En outre, il garantirait la disponibilité des tests de dépistage des drogues du viol dans le sang et l’urine dans les établissements de santé.

PHOTO EDOUARD PLANTE-FRÉCHETTE, ARCHIVES LA PRESSE

Jennifer Maccarone, députée libérale de Westmount–Saint-Louis.

« C’est une occasion manquée, et c’est un manque de compréhension de ce qui se passe sur le terrain aujourd’hui », a pesté Mme Maccarone, affirmant vivre une « grande déception ».

« Moi, je connais personnellement des victimes. Personne ne sait ce qui se passe au niveau gouvernemental. C’est bien beau d’avoir une page sur un site web, mais ce n’est pas actualisé sur le terrain », a-t-elle renchéri.

L’élue libérale déplore par ailleurs que le gouvernement travaille « derrière des portes closes » au lieu de consulter le public sur cet enjeu.

« C’est décevant que la CAQ ait refusé l’idée de mettre en place un plan national de lutte contre les drogues du viol », a également réagi la députée Ruba Ghazal, de Québec solidaire.

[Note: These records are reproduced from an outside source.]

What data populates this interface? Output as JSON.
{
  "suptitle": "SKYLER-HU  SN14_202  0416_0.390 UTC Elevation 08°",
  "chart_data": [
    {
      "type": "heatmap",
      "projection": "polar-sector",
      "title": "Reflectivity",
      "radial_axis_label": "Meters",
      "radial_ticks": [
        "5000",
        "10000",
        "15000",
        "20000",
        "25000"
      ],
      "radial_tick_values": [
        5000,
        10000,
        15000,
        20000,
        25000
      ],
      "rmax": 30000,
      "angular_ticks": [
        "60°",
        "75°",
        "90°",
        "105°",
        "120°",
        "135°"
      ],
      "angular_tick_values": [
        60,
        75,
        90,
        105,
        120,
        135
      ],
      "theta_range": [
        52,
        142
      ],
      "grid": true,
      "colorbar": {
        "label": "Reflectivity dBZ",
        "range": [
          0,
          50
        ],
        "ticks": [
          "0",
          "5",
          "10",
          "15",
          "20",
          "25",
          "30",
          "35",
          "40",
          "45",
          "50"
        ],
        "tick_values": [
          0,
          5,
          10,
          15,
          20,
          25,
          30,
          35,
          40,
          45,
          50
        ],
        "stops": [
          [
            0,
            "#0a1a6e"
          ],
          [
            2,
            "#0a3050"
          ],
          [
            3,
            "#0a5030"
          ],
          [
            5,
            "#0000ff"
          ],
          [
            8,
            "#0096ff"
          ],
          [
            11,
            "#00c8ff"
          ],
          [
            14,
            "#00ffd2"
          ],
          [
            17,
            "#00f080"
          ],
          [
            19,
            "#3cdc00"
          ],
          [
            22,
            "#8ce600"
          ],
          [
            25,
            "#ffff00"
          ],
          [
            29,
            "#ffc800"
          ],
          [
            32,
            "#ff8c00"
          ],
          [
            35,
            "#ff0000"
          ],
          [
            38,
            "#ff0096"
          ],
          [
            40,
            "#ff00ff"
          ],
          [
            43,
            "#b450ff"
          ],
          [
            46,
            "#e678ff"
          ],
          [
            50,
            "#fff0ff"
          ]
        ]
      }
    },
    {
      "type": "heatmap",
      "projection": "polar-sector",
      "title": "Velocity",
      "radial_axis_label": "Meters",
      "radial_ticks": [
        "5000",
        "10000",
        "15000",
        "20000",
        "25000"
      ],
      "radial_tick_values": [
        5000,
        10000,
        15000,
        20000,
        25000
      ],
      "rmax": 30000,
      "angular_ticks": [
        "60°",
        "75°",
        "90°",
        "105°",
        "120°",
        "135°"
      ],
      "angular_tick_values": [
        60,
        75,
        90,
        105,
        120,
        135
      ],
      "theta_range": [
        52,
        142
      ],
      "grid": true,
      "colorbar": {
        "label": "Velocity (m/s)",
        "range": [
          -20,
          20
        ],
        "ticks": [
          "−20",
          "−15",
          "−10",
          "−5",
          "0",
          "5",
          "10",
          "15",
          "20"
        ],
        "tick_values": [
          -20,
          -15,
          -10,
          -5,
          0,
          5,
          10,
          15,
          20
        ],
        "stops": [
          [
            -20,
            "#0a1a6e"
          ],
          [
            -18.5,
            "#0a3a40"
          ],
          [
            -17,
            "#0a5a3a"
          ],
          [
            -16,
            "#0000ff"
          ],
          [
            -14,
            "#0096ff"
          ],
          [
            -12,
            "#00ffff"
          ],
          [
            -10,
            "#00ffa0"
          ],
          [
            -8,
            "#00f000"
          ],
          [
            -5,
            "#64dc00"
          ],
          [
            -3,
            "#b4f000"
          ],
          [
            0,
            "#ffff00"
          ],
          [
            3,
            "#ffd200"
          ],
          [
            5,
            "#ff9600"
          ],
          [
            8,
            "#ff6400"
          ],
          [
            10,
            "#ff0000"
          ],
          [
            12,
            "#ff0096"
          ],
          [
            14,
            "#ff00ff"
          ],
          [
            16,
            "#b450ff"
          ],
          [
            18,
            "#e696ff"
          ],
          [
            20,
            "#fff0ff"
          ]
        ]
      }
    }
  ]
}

« Il faut cesser d’agir à la pièce et s’attaquer frontalement à ce fléau. Un plan national aurait été un moyen efficace de s’assurer qu’on mette en place toutes les mesures pertinentes pour éradiquer le problème. »

Le député péquiste Joël Arseneau parle également d’une décision « déplorable ». « La CAQ fait valoir que son approche de sensibilisation suffit. Nous ne somme pas de cet avis », affirme-t-il.

« Les enjeux de prévention, de collecte de données du dépistage demeurent entiers. Un plan de lutte national permettrait de démontrer que le gouvernement prend cet enjeu au sérieux », a-t-il ajouté.

Doutes sur l’autodépistage

Dans une déclaration écrite, Isabelle Poulet, l’une des députées caquistes siégeant à la Commission de la santé, a dit comprendre que les gens se sentent interpellés « comme parlementaires, mais aussi comme parents ».

« On doit agir et c’est ce qu’on fait, affirme-t-elle. Concrètement, tous les points de la pétition ont déjà été répondus dans notre plan, sauf l’autotest, puisque ce n’est pas une solution adéquate.

« En ce moment, il n’existe aucun autotest homologué au Canada pour dépister les drogues du viol.

« Les partenaires terrain, c’est-à-dire les corps de police, les organismes qui viennent en aide aux victimes, ainsi que les experts en toxicologie, jugent que l’utilisation d’un test dont la fiabilité n’est pas démontrée abaisse la garde des usagères et pose un risque pour leur santé », a-t-elle justifié.